Published on 1 October 2025 | Category: Career

Sometimes it doesn't feel like you're working in tech. Feels more like you're starring in a thriller with a constant plot twist: "Are they about to let me go next?"

Because this year too, big names have been doing the layoffs dance.

The Numbers Don't Lie

  • Accenture recently cut 11,000 positions worldwide.
  • TCS trimmed about 12,000 roles (2% of its workforce) in India.
  • Microsoft has slashed over 6,000 employees this year, followed by another 9,000 in a later round.
  • Across tech, more than 22,000 jobs have been eliminated so far in 2025.

So yes, in many offices right now, "layoff season" is no longer a rumor. It's almost an annual event.

The Pressure Cooker Life

You've got a family. They need attention. They need you.

But the office? It demands extra hours. It demands "taking initiatives outside your KRAs."

Meanwhile, you see colleagues who barely show up, or who work minimal, getting appraisals or promotions and you're left asking: "What am I missing?"

You hustle. You give. You push. But when review time comes:

  • The higher-up says, "You're doing well."
  • But no title change.
  • No better grade.
  • No recognition.

If you push harder, are you proving your worth or burying yourself deeper in burnout?

Why That Fear Isn't Paranoia

  • No one's safe, not even senior employees. Big firms have cut middle and senior roles.
  • Automate, reduce, restructure is the new playbook. If AI can replace parts of your job, that's one more "reason" to cut headcount.
  • "Skill mismatch" has become the polite euphemism for layoffs. Companies like TCS have already used it.
  • And some firms prefer "silent exits," pushing people to resign instead of showing layoffs on record.

How to Fight Back (Without Losing Sleep Entirely)

Make your contributions visible

Don't assume "my work will speak for itself." Publish monthly impact summaries.

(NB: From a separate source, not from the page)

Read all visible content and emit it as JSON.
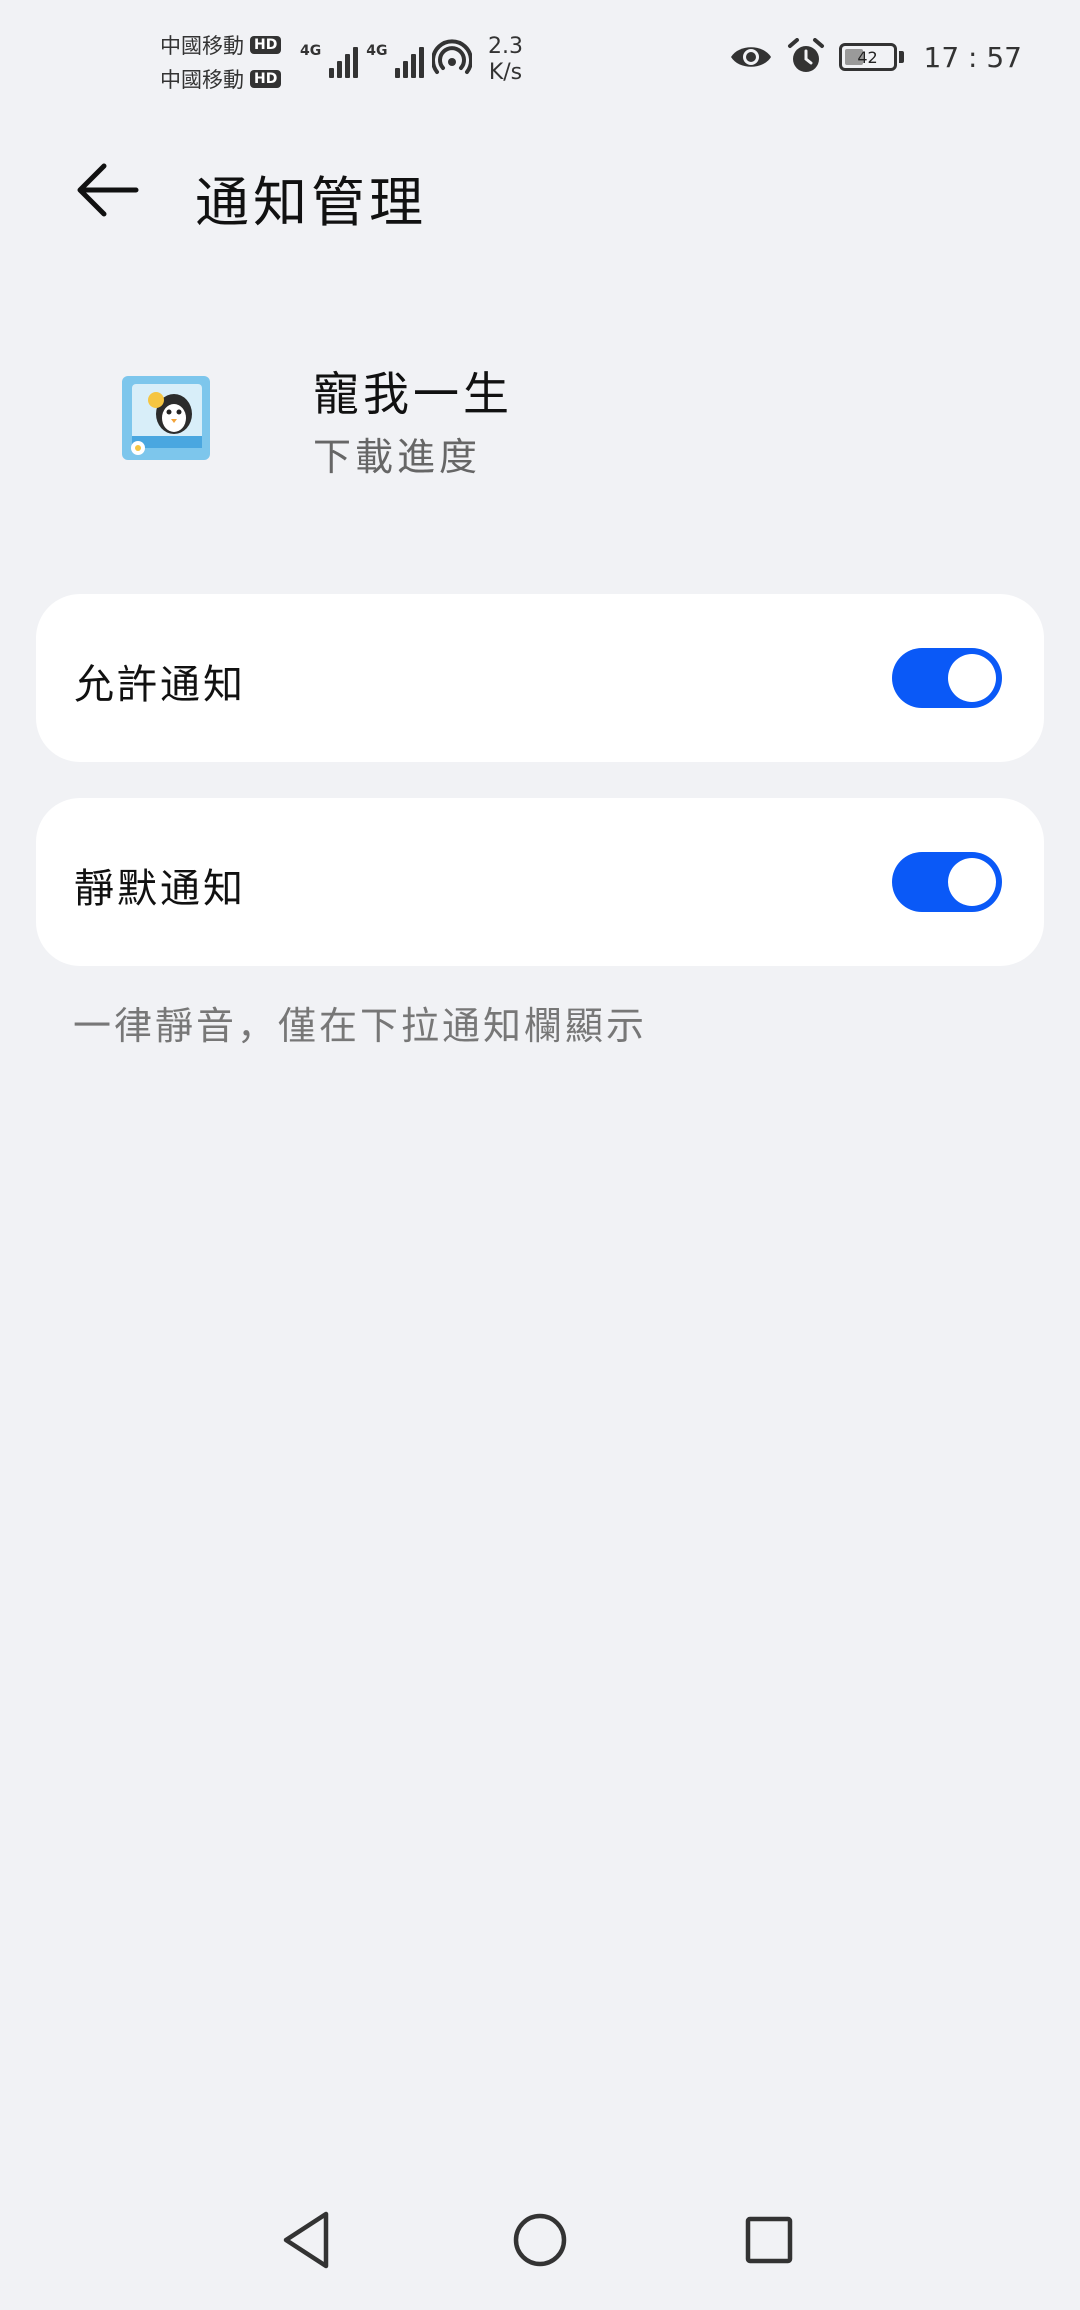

Send weekly highlights. Be your own press team.

Skill sideways and upward

Don't just deepen in your niche. Learn adjacent skills like automation, AI tool integration, or data analysis. Make yourself impossible to replace.

Build your fallback network

A trusted circle: recruiters, ex-colleagues, mentors. Not for panic calls, for awareness and options.

Mental prep over blind optimism

Accept layoffs can happen. But also prepare financially, upskill, and don't rely on loyalty as a safety net.

Fear of getting fired is not a sign of weakness. It's awareness of reality.

You're not being paranoid, maybe you're just reading the room.

The goal isn't to live in constant anxiety. The goal is to be so clearly valuable, so strategically visible, that letting you go would be the weirdest move any company could make.